# I need 2 find a good fixed pin sight



## realtreegurl (Feb 5, 2008)

i orderd a mathews DXT and now i need to find a good fixed pin sight, this is my first bow and i dont know much about brands, im not worried about the money to much. what do you guys think?


----------



## traveler33 (Feb 8, 2008)

I JUST BOUGHT A EXTREME SIGHT FOR MY OLD HOYT. IT HAS REALLY BRIGHT FIBER OPTIC PINS AND A ROUND HOUSING. ITS A GOOD SIGHT AND REASONABLY PRICED. THERE A ALOT OF REALLY GOOD SIGHS OUT THERE. GO TO A GOOD ARCHERY SHOP AND LOOK AT A FEW. 
GOOD LUCK


----------



## sotaman (Apr 6, 2004)

RTG

Get the five pin one and trust me you will love it I have never seen a brighter set of pins

http://www.cabelas.com/cabelas/en/templ ... id=0039056

If the link didnt work its the flash point black gold. I love mine,


----------



## RiverRob (Jul 24, 2007)

you can find some really good deals on here
http://www.archerytalk.com/vb/forumdisplay.php?f=101

depends what you are looking for in a sight, small pins, bright pins, toughness, ect
i like copper john, extreme and viper sights.

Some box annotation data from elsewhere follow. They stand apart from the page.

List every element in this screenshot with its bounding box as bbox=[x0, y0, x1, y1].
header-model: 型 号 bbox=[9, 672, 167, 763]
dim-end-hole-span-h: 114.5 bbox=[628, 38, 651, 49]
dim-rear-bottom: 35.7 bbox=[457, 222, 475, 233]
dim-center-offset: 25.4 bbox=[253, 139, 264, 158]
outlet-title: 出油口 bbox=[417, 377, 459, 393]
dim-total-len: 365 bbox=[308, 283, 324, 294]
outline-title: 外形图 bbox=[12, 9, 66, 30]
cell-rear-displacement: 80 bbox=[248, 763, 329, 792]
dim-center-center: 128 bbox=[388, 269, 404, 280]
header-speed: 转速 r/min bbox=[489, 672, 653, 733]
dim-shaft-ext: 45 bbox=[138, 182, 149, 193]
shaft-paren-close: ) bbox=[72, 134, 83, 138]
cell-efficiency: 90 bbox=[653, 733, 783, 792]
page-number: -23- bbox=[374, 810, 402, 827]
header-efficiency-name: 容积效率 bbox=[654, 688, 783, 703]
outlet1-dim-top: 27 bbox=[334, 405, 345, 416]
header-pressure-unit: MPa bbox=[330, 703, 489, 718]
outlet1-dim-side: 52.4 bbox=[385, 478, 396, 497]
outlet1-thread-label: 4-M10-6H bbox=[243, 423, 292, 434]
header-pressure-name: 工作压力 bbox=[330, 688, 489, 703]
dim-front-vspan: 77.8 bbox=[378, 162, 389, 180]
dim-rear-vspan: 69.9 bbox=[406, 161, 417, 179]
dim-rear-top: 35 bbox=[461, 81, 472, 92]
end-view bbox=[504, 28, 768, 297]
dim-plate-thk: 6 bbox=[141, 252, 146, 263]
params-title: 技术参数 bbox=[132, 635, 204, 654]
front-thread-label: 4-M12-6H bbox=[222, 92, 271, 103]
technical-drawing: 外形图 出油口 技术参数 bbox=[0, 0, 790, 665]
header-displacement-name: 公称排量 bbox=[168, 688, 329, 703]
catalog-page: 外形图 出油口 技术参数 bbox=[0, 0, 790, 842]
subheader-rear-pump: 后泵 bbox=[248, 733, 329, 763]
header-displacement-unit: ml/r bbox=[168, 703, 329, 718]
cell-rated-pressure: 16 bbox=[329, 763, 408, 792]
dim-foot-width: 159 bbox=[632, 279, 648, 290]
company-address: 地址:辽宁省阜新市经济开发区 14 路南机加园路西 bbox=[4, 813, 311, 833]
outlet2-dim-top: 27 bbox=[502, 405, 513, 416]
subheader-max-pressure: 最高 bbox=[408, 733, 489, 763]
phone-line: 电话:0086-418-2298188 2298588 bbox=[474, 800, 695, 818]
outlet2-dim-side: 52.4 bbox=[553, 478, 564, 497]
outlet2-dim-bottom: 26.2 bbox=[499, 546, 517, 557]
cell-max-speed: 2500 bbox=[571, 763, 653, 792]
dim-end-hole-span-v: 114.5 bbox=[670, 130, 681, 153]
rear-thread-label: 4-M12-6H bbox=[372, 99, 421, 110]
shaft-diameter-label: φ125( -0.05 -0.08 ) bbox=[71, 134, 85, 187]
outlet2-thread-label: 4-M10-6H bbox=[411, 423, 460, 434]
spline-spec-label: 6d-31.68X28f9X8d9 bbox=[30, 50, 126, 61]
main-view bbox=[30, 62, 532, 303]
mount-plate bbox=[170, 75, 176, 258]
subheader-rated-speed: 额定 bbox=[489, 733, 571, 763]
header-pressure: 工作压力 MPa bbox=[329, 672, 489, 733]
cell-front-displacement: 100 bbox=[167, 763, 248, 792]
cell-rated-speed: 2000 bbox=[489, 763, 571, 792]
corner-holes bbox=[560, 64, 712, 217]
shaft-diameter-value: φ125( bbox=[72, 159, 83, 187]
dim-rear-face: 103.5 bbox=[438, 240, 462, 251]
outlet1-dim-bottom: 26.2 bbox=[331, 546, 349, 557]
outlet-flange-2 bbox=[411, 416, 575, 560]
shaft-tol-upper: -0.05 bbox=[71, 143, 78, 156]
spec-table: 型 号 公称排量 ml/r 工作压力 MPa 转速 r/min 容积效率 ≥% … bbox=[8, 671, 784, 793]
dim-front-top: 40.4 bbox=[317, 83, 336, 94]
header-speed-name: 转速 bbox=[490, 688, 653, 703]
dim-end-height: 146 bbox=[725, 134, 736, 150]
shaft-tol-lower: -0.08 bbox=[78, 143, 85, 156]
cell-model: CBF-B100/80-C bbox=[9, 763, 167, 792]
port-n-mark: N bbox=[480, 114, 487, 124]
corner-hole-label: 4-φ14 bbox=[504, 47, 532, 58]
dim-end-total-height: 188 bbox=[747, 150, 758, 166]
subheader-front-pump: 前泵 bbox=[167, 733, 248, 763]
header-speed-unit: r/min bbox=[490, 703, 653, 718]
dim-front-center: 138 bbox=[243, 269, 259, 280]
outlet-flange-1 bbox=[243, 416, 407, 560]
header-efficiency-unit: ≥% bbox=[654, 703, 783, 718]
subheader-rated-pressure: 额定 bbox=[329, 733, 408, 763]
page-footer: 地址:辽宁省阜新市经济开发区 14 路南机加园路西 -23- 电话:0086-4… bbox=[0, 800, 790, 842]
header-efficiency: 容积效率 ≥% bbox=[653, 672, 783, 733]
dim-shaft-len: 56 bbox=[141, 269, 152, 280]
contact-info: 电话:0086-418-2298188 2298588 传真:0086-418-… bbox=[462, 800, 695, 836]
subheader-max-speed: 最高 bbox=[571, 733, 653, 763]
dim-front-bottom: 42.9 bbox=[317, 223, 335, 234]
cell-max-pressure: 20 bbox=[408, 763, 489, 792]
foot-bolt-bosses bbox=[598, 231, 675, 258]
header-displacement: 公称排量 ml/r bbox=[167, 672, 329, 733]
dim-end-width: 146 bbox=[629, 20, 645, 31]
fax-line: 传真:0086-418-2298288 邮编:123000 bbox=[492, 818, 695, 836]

you can even get better fibers and add length with tubing to upgrade.


----------



## weasle414 (Dec 31, 2006)

I love my Carolina Archery Forfire sight. I've only got the cheap model single pin on and it works amazing. They also make them with more than just one pin and with different features.

Check 'em out!

http://www.keystonecountrystore.com/Car ... ights.html


----------



## huntin1 (Nov 14, 2003)

Do you plan on hunting much from a blind with a black interior? If so, not many of the fiber optic pins work real well in them. I would look at the TruGlo line, and get one with a tritium fiber optic pin. Best of both worlds.

huntin1


----------



## sotaman (Apr 6, 2004)

Trust me you cant go wrong with that black gold pin set.


----------